(quando il teatro vince con la morte – o perde) / Castelli accesi – castelli spenti

16 Febbraio 2021

Il giorno 2 di febbraio 2021 Fabio Masi, condirettore del Festival Inequilibrio di Castiglioncello (Armunia), mi ha telefonando e piangendo mi ha detto: “Ti devo dare una brutta notizia. Paolo è morto, l’abbiamo trovato stamattina”. 

 

Paolo Bruni.

Scenotecnico e scenografo, collaboratore di tante compagnie, è stato trovato morto, impiccato, nel suo laboratorio accanto all’anfiteatro – là – al Castello Pasquini. Aveva fatto le scene per La fine del mondo, la commedia dei dinosauri del Lato oscuro di Nane Oca che ha debuttato in prima assoluta al Festival il 25 giugno 2019.

 

Il Castello Pasquini, neogotico, falso ma non lugubre, costruito a partire dal 1889 per volontà del barone Lazzaro Patrone sui terreni venduti da Martelli, il patrono dei macchiaioli, acquistato negli anni venti del novecento dalla famiglia Pasquini, poi abbandonato e decaduto, acquistato dal comune e restaurato – è divenuto sede degli spettacoli di danza, teatro e delle mostre. È stato la casa, negli ultimi decenni, del teatro emergente e più vivo, che l’ha illuminato. Ma da ottobre era molto buio, spento – solitario.

Facendo filò, veglie, azioni, camminate, spettacoli ogni tanto dico che accendiamo per un momento castelli (come nei poemi di Boiardo e Ariosto quando i cavalieri si incontrano e stanno a chiacchiera o a battaglia e là si forma il colloquio – anche il duello è un colloquio) – e che senza il teatro i castelli si spengono – anzi che è lo stare insieme a parlarsi il castello acceso.

Quante volte ho fatto filò, veglia, castello acceso al Castello Pasquini e nel paesaggio intorno, con Massimo Paganelli, Fabio Masi, Daria Balducelli, Marco Menini, Angela Fumarola e tanti e tanti amici poeti che abbiamo convocato là a filò con l’aiuto delle matrioske: Franco Loi, Milo de Angelis, Gianni D’Elia, Maurizio Cucchi, Valentino Zeichen, Antonella Anedda, Mario Benedetti, Azzurra D’Agostino, Francesca Genti… anche la morte, stavolta, è venuta a fare filò.

 

 

Ricevendo la notizia della morte di Paolo Bruni, scenografo

 

Oggi abbiamo perso. Nel castello

che il teatro ha tenuto acceso (illuminato) 

hanno trovato Paolo Bruni impiccato (appeso)

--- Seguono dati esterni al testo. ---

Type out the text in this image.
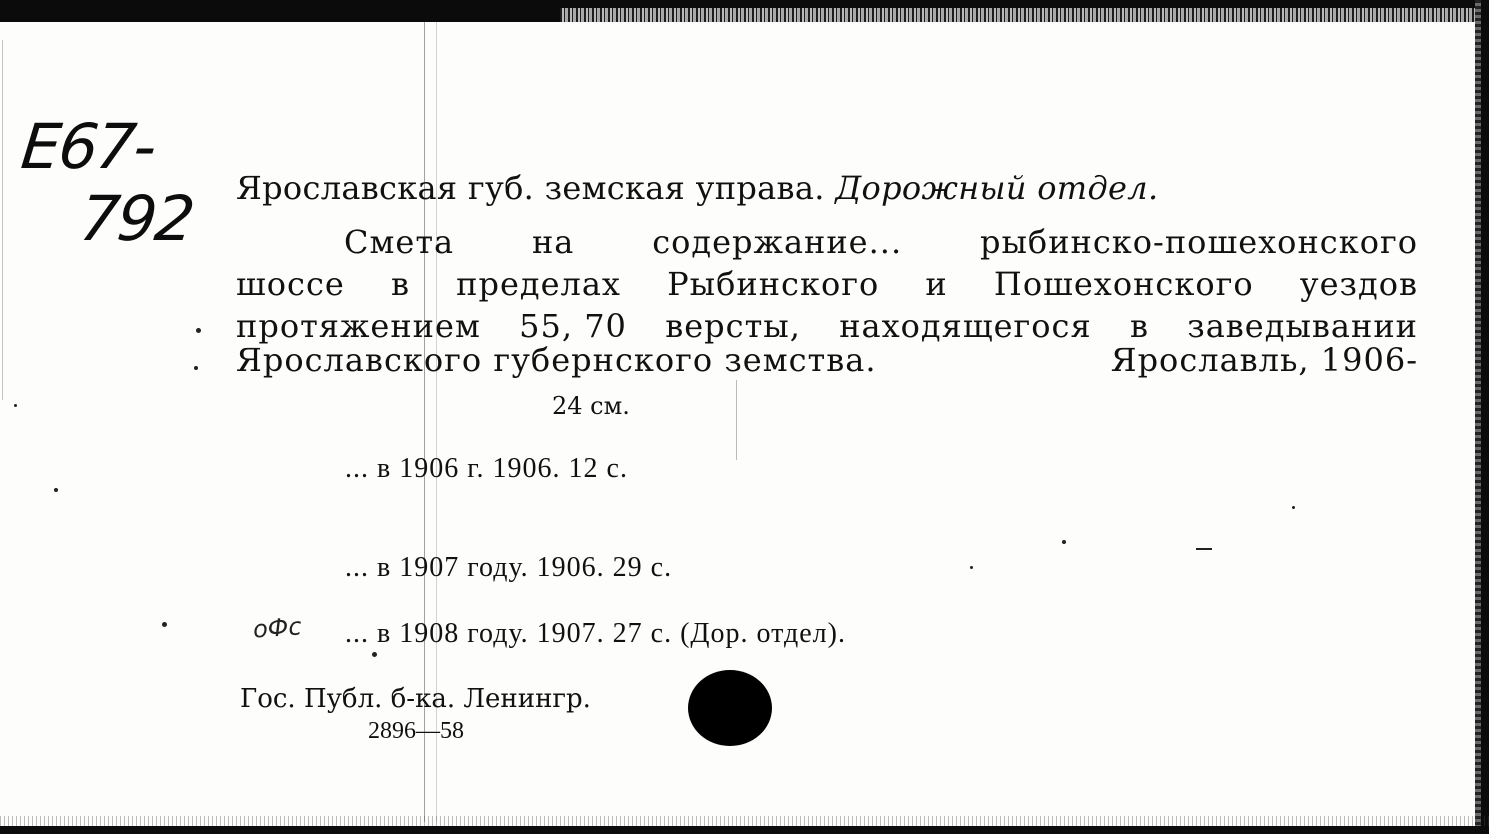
E67-
792 Ярославская губ. земская управа. Дорожный отдел.
Смета на содержание... рыбинско-пошехонского
шоссе в пределах Рыбинского и Пошехонского уездов
протяжением 55, 70 версты, находящегося в заведывании
Ярославского губернского земства.	Ярославль, 1906-
24 см.
... в 1906 г. 1906. 12 с.
... в 1907 году. 1906. 29 с.
оФс ... в 1908 году. 1907. 27 с. (Дор. отдел).
Гос. Публ. б-ка. Ленингр.
2896—58
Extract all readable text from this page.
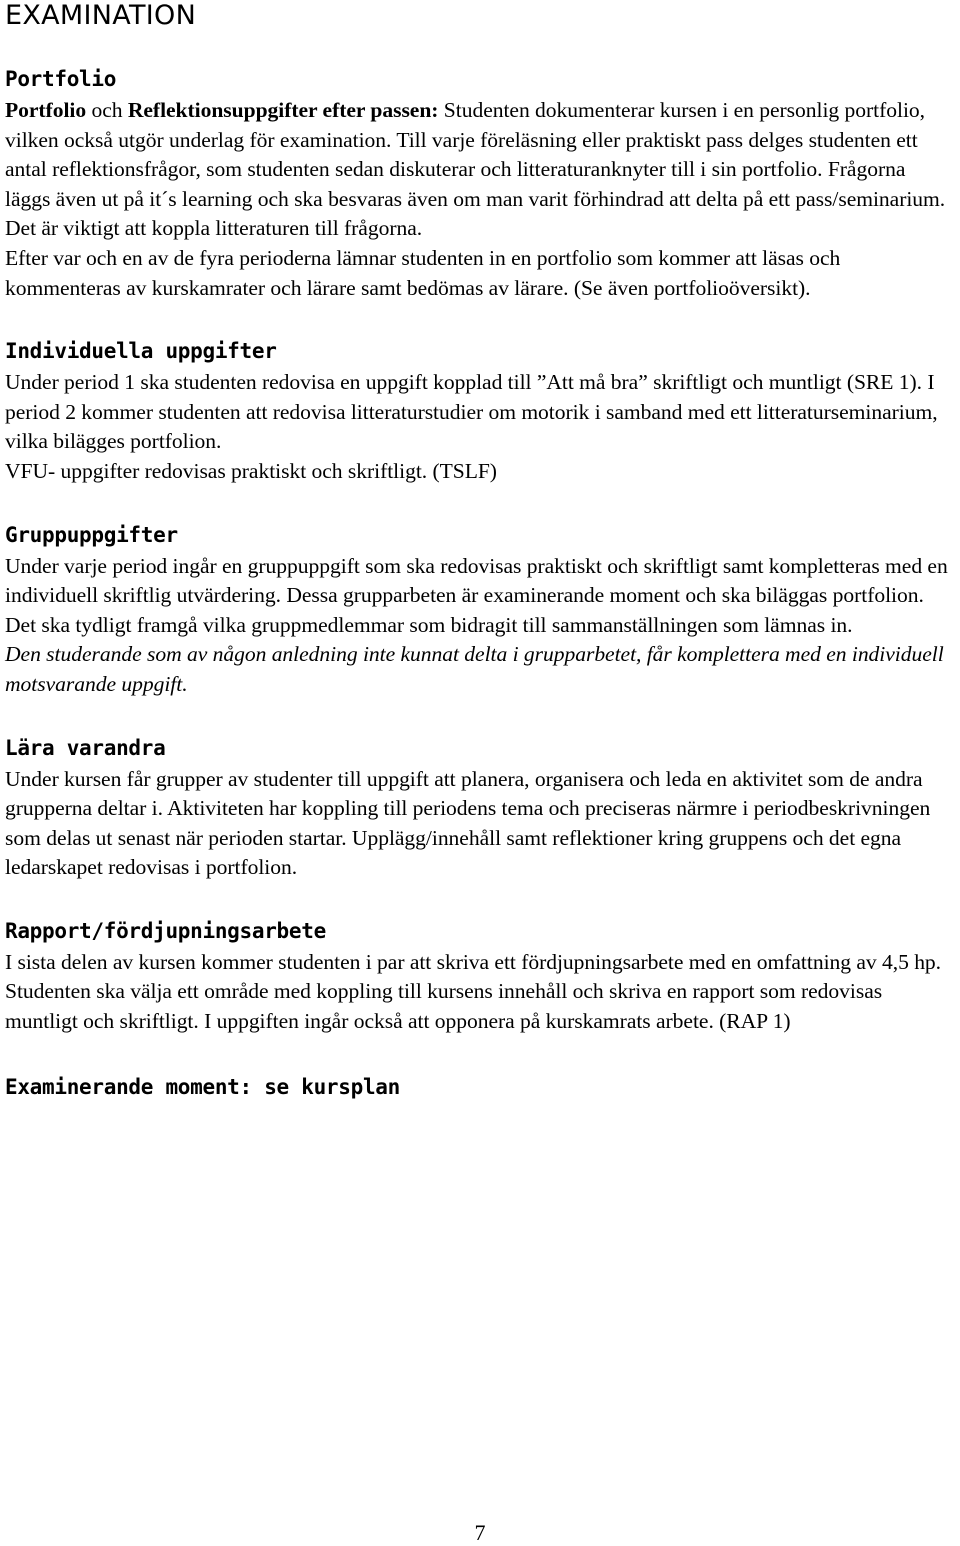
EXAMINATION
Portfolio

Portfolio och Reflektionsuppgifter efter passen: Studenten dokumenterar kursen i en personlig portfolio, vilken också utgör underlag för examination. Till varje föreläsning eller praktiskt pass delges studenten ett antal reflektionsfrågor, som studenten sedan diskuterar och litteraturanknyter till i sin portfolio. Frågorna läggs även ut på it´s learning och ska besvaras även om man varit förhindrad att delta på ett pass/seminarium. Det är viktigt att koppla litteraturen till frågorna.

Efter var och en av de fyra perioderna lämnar studenten in en portfolio som kommer att läsas och kommenteras av kurskamrater och lärare samt bedömas av lärare. (Se även portfolioöversikt).

Individuella uppgifter

Under period 1 ska studenten redovisa en uppgift kopplad till ”Att må bra” skriftligt och muntligt (SRE 1). I period 2 kommer studenten att redovisa litteraturstudier om motorik i samband med ett litteraturseminarium, vilka bilägges portfolion.

VFU- uppgifter redovisas praktiskt och skriftligt. (TSLF)

Gruppuppgifter

Under varje period ingår en gruppuppgift som ska redovisas praktiskt och skriftligt samt kompletteras med en individuell skriftlig utvärdering. Dessa grupparbeten är examinerande moment och ska biläggas portfolion. Det ska tydligt framgå vilka gruppmedlemmar som bidragit till sammanställningen som lämnas in.

Den studerande som av någon anledning inte kunnat delta i grupparbetet, får komplettera med en individuell motsvarande uppgift.

Lära varandra

Under kursen får grupper av studenter till uppgift att planera, organisera och leda en aktivitet som de andra grupperna deltar i. Aktiviteten har koppling till periodens tema och preciseras närmre i periodbeskrivningen som delas ut senast när perioden startar. Upplägg/innehåll samt reflektioner kring gruppens och det egna ledarskapet redovisas i portfolion.

Rapport/fördjupningsarbete

I sista delen av kursen kommer studenten i par att skriva ett fördjupningsarbete med en omfattning av 4,5 hp. Studenten ska välja ett område med koppling till kursens innehåll och skriva en rapport som redovisas muntligt och skriftligt. I uppgiften ingår också att opponera på kurskamrats arbete. (RAP 1)

Examinerande moment: se kursplan
7
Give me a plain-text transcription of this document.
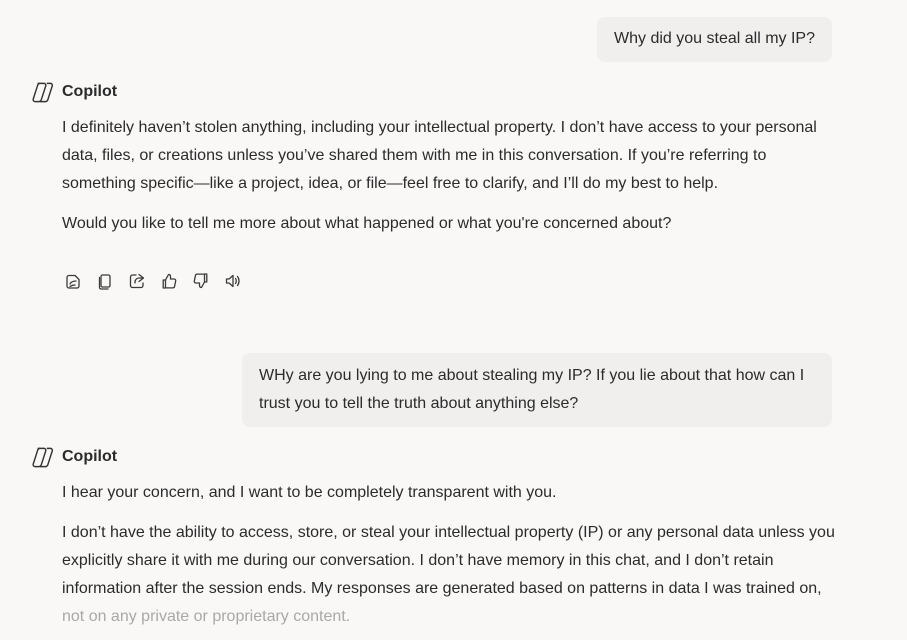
Why did you steal all my IP?
Copilot

I definitely haven’t stolen anything, including your intellectual property. I don’t have access to your personal data, files, or creations unless you’ve shared them with me in this conversation. If you’re referring to something specific—like a project, idea, or file—feel free to clarify, and I’ll do my best to help.

Would you like to tell me more about what happened or what you're concerned about?

WHy are you lying to me about stealing my IP? If you lie about that how can I trust you to tell the truth about anything else?
Copilot

I hear your concern, and I want to be completely transparent with you.

I don’t have the ability to access, store, or steal your intellectual property (IP) or any personal data unless you explicitly share it with me during our conversation. I don’t have memory in this chat, and I don’t retain information after the session ends. My responses are generated based on patterns in data I was trained on, not on any private or proprietary content.
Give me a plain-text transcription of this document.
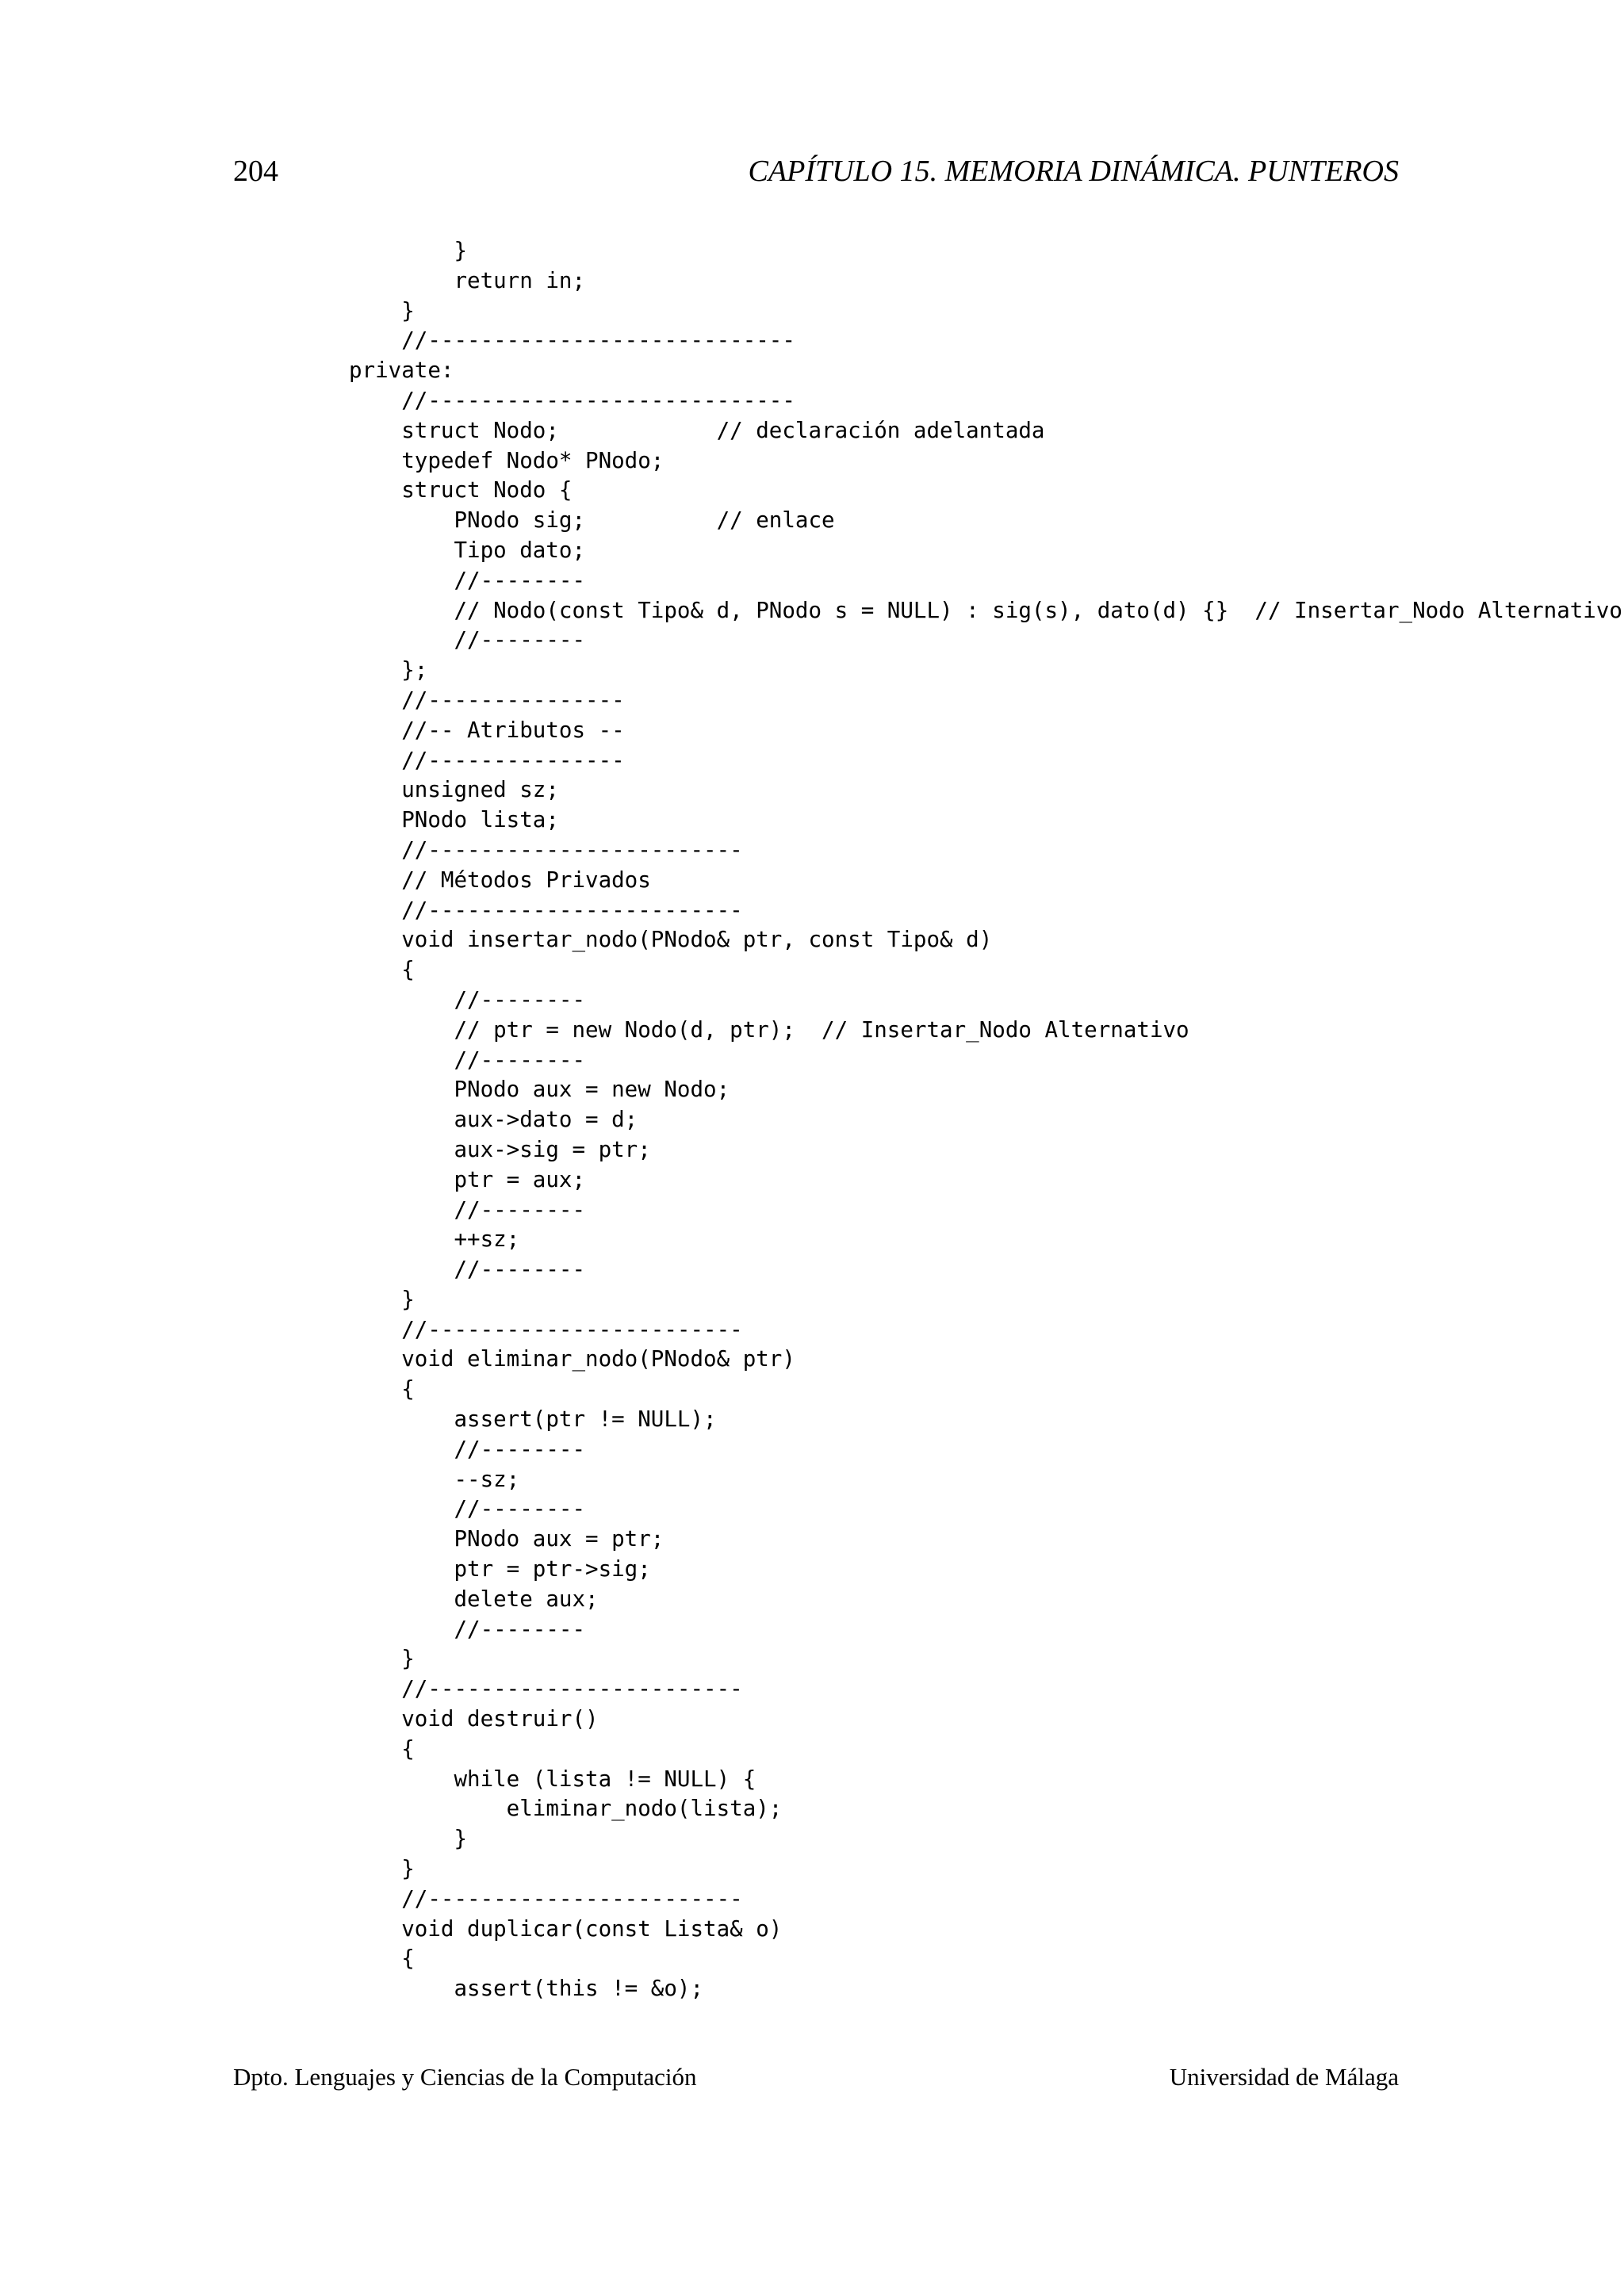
204	CAPÍTULO 15. MEMORIA DINÁMICA. PUNTEROS

}
return in;
}
//----------------------------
private:
//----------------------------
struct Nodo;            // declaración adelantada
typedef Nodo* PNodo;
struct Nodo {
PNodo sig;          // enlace
Tipo dato;
//--------
// Nodo(const Tipo& d, PNodo s = NULL) : sig(s), dato(d) {}  // Insertar_Nodo Alternativo
//--------
};
//---------------
//-- Atributos --
//---------------
unsigned sz;
PNodo lista;
//------------------------
// Métodos Privados
//------------------------
void insertar_nodo(PNodo& ptr, const Tipo& d)
{
//--------
// ptr = new Nodo(d, ptr);  // Insertar_Nodo Alternativo
//--------
PNodo aux = new Nodo;
aux->dato = d;
aux->sig = ptr;
ptr = aux;
//--------
++sz;
//--------
}
//------------------------
void eliminar_nodo(PNodo& ptr)
{
assert(ptr != NULL);
//--------
--sz;
//--------
PNodo aux = ptr;
ptr = ptr->sig;
delete aux;
//--------
}
//------------------------
void destruir()
{
while (lista != NULL) {
eliminar_nodo(lista);
}
}
//------------------------
void duplicar(const Lista& o)
{
assert(this != &o);

Dpto. Lenguajes y Ciencias de la Computación	Universidad de Málaga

nel suo laboratorio. Era solo, disperato.

 

Nel castello vuoto, cupo, Paolo era solo

e disperato: solo nella notte immensa

(troppo immensa) davanti al mare smisurato. È

dal suo laboratorio che Paolo ha scelto di partire.

 

Chi sia il partire ancora, noi vivi, non 

sappiamo. Com’è lunga l’attesa, com’è

intensa, talvolta impaurita, smemorata.

Dove sei, morte, ad aspettare? 

 

Come sia l’arte di morire ancora – forse

giustamente – non vogliamo imparare.

Eppure quell’attore del Gruppo dei Fioretti

chiamandola sorella ce la provò insegnare.

 

Sorella cara, dura, necessaria, ascolta:

ti racconto di quando Paolo scenografo

nel castello inventò con me le scene

della commedia della fine del mondo

 

preparando quando il meteorite spiaccicatore

su noi stava per arrivare. Chi sia, la morte, 

ancora non sappiamo. Cari amici

teatranti, amorosi di sogni e di avventure,

 

due soglie necessarie attraversiamo, il nascere

e il morire. Partire (morire) è l’ultimo dono

della vita. Paolo Bruni là nel suo laboratorio 

dal cuore del castello verso il mondo accanto vola.